INÍCIO, não-lugar, ruína

Começamos o encontro, a proposta do dia foi se apropriar de alguma figura e deixa-la fluir com o andar da sessão de ensaio. Havia um mote para a figura que não vou lhe contar, pois não posso.

Enfim, ele acabou de chegar e já adiantou um trabalho e o fez. É um homem forte , a busca do novo o impede de parar de andar, suas lembranças não lhe agradam, ele viveu a própria criação e destruição do ser humano. A mão na enxada permitia que a cabeça não atrapalhasse com as suas memórias ou suas morais e preconceitos. Suas memórias apresentaram para mim o que este homem viveu.

Agora eu era o funcionário de uma família.

Chegamos hoje ao terreno, temos que limpar o mato para começar a construção, no meio do trabalho percebo a presença de outra família, eles tinham outro idioma, o linguajar deles lembrava o da família que me criou, consegui me comunicar com eles. Meu patrão, Yuri discutiu com o senhor da outra família. O motivo era a demarcação da terra, eles quase se mataram, eu me meti para que houvesse um acordo, afinal as crianças já haviam vivenciado a experiência da morte. Durante o dia Katrina, a filha mais velha sumiu com o filho da outra família. Havia uma senhora que trabalhava para a outra família que os ajudou os dois para que se encontrassem sem ser vistos pelos pais. Os jovens se amavam escondidos, o pai de Katrina está procurando a menina, está desesperado, desconfia que a outra família pudesse ter feito algum mal a ela. Yuri encontra os dois jovens amantes nos fundos das ruínas e agora Katrina pode morrer sem ser enterrada ou eu terei de enterrá-la. Agora as duas famílias tem o sangue sujo com o amor dos jovens amantes.

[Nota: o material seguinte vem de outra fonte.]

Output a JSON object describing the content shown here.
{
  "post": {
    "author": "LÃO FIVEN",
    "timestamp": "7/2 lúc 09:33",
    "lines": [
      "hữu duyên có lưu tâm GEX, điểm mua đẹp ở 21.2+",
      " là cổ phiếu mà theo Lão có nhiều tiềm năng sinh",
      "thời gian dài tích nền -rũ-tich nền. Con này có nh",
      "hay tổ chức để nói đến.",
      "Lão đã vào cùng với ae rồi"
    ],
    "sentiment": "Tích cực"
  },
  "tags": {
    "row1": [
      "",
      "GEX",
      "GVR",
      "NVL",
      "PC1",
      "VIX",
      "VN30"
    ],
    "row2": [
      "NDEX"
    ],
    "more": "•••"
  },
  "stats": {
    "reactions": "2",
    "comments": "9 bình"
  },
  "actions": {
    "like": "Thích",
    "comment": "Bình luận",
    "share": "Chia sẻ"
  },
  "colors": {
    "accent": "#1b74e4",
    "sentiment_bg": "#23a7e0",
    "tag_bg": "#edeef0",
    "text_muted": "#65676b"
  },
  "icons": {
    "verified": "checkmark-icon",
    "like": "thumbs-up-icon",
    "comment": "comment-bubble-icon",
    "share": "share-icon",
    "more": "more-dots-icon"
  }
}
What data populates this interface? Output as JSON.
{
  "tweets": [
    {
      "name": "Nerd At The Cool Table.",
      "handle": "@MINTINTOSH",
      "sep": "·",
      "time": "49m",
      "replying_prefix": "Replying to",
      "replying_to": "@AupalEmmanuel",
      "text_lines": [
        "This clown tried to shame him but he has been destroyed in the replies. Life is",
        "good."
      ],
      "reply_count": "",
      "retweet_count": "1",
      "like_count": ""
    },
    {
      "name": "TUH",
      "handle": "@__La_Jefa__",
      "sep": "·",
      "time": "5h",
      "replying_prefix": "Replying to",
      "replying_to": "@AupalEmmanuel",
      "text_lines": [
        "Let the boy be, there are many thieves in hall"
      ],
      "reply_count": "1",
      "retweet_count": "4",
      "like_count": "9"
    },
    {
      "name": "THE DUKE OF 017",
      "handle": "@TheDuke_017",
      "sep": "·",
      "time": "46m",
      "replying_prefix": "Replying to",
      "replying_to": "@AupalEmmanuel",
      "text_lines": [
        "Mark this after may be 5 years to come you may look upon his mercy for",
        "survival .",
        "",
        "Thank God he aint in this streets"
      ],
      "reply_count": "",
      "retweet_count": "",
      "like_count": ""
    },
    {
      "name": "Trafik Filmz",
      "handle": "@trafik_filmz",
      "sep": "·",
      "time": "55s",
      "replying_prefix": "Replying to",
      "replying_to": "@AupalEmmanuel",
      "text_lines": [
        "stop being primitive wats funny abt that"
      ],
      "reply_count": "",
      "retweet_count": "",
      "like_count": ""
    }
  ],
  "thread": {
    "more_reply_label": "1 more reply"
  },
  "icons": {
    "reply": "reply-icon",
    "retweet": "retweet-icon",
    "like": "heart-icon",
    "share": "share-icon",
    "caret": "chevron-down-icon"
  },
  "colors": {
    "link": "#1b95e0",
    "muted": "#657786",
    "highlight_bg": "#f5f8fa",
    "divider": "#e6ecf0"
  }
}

O improviso nos levava a criar as situações mesmo que tivéssemos que realmente trabalhar como capinar o mato, o início do processo mostra a intensidade que queremos ter do trabalho. Eu imaginava que apenas iríamos limpar o local mas, ao ter que colocar os figurinos e nos apropriarmos de uma figura a relação com o espaço e o trabalho mudou completamente, não era o Marcelo, nem meus colegas, nem as ruínas que estavam lá, eram aqueles outros seres e um outro espaço. Eu me perdia ao ter que trabalhar e improvisar ao mesmo tempo, havia momentos em que fluía com o trabalho de capinar e a criação, em outros momentos pensava que estava lá para capinar e não para improvisar.

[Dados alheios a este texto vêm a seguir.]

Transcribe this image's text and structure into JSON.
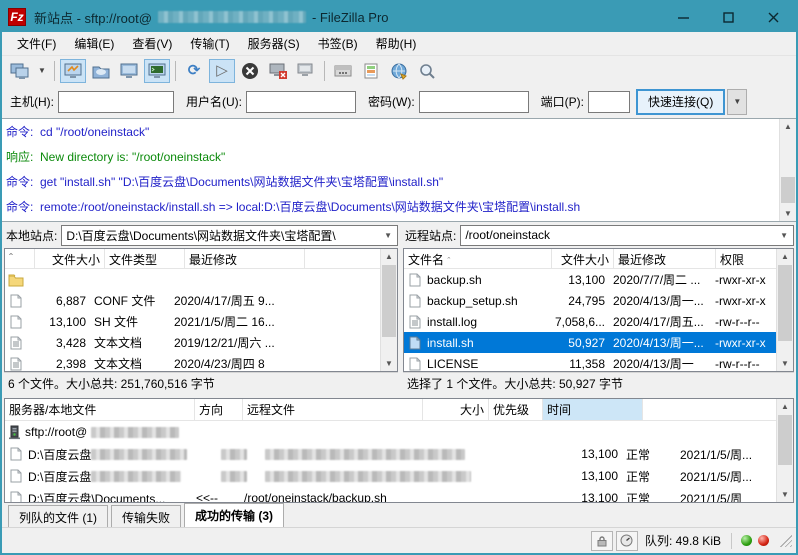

Logo nos primeiros dias do processo consegui perceber a influência da improvisação no trabalho da criação, sobre diversos estados de improvisação tudo o que era racional começou a ser quebrado, parei de julgar e escolher as minhas ações e apenas comecei a executá-las, por acertos e erros me sinto cada vez mais capaz de improvisar com um estado real de presença e vida.

Relato escrito por Marcelo Carvalho sobre os primeiros dias do processo de criação do RAMAL.